La Chine a lancé le premier satellite avec la technologie 6G

La technologie à la conquête de l’espace

L’avenir qui s’annonce est aussi le début de l’ère des 6G, alors que de nombreuses régions du monde attendent encore les infrastructures nécessaires pour exploiter pleinement le potentiel offert par les 5G. Et ce n’est pas seulement une question de chiffres, car certaines personnes comme la Chine ont déjà préparé le plan d’action pour la prochaine génération de réseaux mobiles.

Le pays du dragon a porté le premier coup, qui pour l’instant ne doit être considéré que comme une première étape expérimentale, avec le lancement dans l’espace du satellite de l’Université des sciences et technologies électroniques de Chine (l’un des 13 satellites à bord de la fusée Longue Marche-6 qui s’est envolée du centre spatial de Taiyuan).

Les objectifs de l’expérience

Avec son poids de 70 kg, le satellite UESTC vise à tester le spectre térahertz haute fréquence, idéal pour accélérer la transmission des données, même si des doutes subsistent quant à la couverture et à la stabilité du signal. Et c’est pour surmonter ces rochers que, dans cette première phase, les Chinois ont préféré exploiter l’espace, où les interférences sont minimales, afin de faciliter la tâche des chercheurs pour comprendre quelles sont les conditions appropriées pour le développement du nouveau système. Avec le premier satellite, l’intention est donc de tester des applications dans les villes intelligentes et les situations d’urgence allant de la prévention des catastrophes naturelles à la sécurité environnementale, en passant par la surveillance des phases de construction des infrastructures.

De nombreux protagonistes dans la course à la 6G

Renforcée par l’avantage sur la 5G mais freinée par les mouvements de nombreux pays occidentaux qui ont fermé les portes aux solutions de Huawei et de Zte, la Chine veut également devancer la 6G (dont le rayon d’action est également très important en termes militaires pour réaliser le saut quantique tant convoité face aux Etats-Unis), qui n’arrivera cependant pas avant 2030. Une décennie de distance dans laquelle de nombreux protagonistes vont tenter d’infiltrer la course, comme vivants, Lg, Samsung et Huawei lui-même, qui ont depuis longtemps ouvert des laboratoires et des centres de recherche pour définir la feuille de route vers le nouveau standard de communication.

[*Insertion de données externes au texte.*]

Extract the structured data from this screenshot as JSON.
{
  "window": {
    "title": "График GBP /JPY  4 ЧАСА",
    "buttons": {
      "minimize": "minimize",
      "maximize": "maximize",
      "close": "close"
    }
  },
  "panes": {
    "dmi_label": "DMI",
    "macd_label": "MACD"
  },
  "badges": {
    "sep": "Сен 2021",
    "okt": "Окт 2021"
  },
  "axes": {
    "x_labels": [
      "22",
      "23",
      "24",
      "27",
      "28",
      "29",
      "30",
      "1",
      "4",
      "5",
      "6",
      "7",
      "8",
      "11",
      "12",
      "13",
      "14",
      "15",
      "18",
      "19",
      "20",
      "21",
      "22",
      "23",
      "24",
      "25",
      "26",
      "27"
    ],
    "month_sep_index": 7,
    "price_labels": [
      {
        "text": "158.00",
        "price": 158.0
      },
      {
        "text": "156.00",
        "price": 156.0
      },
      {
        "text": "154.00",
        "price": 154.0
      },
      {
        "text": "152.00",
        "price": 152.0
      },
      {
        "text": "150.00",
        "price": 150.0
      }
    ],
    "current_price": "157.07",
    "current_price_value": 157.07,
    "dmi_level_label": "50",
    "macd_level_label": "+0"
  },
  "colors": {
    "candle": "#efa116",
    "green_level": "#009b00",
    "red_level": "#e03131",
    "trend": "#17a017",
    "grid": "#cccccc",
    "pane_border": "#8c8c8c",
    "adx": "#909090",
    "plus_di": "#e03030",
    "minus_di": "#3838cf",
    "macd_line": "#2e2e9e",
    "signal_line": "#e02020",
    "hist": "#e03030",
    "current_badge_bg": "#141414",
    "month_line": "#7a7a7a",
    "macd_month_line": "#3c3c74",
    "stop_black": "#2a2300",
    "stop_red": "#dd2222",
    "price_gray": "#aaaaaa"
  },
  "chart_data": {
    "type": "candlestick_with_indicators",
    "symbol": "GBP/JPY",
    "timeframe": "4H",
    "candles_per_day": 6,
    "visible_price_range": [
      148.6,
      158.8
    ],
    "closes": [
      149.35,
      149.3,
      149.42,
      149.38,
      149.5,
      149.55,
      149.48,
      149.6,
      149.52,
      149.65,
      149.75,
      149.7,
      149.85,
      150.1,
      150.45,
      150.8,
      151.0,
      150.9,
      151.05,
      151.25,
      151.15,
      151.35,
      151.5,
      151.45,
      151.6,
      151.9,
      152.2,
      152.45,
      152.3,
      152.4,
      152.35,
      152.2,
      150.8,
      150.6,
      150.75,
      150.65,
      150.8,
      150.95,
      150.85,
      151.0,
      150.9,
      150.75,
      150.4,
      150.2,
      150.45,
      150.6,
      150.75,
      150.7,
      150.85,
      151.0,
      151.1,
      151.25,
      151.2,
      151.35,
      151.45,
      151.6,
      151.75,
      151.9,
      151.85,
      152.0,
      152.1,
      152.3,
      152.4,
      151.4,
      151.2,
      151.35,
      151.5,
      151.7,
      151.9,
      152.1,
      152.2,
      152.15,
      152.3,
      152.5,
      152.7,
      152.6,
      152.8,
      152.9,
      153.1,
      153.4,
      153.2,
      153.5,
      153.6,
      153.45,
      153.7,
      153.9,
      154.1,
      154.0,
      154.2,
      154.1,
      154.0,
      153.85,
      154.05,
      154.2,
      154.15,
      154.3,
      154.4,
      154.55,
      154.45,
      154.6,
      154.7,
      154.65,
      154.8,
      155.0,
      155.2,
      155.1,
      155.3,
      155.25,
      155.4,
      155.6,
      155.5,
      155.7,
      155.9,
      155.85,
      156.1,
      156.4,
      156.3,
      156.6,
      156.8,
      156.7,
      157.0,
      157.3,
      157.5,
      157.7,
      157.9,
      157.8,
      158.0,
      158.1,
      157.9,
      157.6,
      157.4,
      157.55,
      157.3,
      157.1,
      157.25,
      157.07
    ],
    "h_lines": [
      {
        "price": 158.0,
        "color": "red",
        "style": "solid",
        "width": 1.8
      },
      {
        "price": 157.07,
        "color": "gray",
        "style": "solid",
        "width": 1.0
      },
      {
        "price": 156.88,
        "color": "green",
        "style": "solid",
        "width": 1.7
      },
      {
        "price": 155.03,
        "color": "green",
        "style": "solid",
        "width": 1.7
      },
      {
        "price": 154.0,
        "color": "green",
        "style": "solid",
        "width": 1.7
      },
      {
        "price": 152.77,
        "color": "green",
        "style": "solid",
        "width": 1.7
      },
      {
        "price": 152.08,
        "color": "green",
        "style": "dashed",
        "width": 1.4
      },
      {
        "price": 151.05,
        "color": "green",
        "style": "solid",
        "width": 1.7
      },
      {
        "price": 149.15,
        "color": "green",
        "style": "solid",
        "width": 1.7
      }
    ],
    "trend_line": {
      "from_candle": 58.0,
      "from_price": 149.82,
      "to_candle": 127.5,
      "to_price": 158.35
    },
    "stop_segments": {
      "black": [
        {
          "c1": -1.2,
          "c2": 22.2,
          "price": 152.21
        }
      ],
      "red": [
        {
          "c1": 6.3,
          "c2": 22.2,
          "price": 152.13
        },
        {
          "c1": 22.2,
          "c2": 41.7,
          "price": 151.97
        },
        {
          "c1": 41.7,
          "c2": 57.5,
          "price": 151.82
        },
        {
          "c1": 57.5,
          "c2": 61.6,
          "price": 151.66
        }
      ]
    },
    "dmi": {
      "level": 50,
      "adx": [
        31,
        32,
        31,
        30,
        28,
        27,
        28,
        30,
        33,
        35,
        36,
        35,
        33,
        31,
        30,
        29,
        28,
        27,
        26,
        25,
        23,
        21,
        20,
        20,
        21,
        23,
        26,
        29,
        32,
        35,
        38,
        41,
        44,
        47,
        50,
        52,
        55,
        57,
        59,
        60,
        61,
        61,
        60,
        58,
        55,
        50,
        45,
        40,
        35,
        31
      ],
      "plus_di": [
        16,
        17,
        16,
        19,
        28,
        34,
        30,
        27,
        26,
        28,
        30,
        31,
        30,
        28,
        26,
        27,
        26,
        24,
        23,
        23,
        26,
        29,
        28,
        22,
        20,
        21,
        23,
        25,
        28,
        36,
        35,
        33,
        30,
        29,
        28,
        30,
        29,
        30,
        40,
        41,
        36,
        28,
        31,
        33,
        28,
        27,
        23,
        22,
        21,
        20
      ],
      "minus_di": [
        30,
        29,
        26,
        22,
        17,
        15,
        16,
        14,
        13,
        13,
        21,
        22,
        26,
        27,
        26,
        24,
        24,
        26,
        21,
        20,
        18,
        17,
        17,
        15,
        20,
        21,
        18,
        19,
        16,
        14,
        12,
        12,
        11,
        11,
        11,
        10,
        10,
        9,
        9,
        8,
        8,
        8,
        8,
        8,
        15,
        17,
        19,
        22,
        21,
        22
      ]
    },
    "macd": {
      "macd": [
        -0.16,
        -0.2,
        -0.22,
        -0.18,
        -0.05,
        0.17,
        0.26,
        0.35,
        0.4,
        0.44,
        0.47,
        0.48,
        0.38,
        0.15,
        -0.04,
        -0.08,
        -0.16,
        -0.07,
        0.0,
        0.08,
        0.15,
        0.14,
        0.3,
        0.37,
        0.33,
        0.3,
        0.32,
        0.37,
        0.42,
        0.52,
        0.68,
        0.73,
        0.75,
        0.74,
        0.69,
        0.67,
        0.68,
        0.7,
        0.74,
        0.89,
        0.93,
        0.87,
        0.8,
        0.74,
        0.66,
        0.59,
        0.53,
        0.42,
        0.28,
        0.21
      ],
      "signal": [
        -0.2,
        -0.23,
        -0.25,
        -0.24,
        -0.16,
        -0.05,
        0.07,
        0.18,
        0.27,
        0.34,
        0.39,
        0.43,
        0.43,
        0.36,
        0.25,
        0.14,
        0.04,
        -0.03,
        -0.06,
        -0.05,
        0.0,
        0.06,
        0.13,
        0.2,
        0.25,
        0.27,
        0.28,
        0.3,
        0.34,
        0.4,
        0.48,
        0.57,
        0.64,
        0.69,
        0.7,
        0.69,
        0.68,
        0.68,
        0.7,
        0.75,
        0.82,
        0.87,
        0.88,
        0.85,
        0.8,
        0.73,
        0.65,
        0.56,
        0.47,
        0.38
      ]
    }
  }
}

Sans oublier les travaux prévus par le Japon, qui débuteront l’année prochaine, et ceux qui ont débuté ces derniers mois en Finlande, avec le 6G Flagship de l’Université d’Oulu qui est l’un des centres de recherche les plus avancés, avec un magazine dédié – 6G Waves Magazine – qui offre un aperçu des études et des nouvelles arrivant sur le thème 6G en projection sur les dix prochaines années.

La 6G se déplacera 8 mille fois plus vite que la 5G

Il y a cependant une question à laquelle il est encore difficile de donner des réponses, car définir ce qu’est la 6G aujourd’hui, alors que le flux de recherches et de découvertes n’a pas encore porté ses fruits, est une opération complexe. « La 6G est une question de données, c’est-à-dire la manière dont elles sont collectées, traitées et transmises ».

Pour le directeur du LCRI, par rapport à la 5G, la prochaine génération de réseaux mobiles « intégrera plus de technologies d’accès radio, couvrira plus d’espace physique et permettra de meilleures capacités de communication de base, de calcul et de stockage des données ». Si, au lieu de définitions, nous voulons en faire une question de chiffres, une seule donnée suffit pour avoir une idée de la distance entre 5G et 6G, car selon les indications obtenues par les techniciens du ministère chinois (il s’agit donc, pour l’instant, d’une donnée purement théorique), cette dernière pourrait atteindre la vitesse de 1 téraoctet par seconde, soit environ 8 000 fois plus vite que 5G.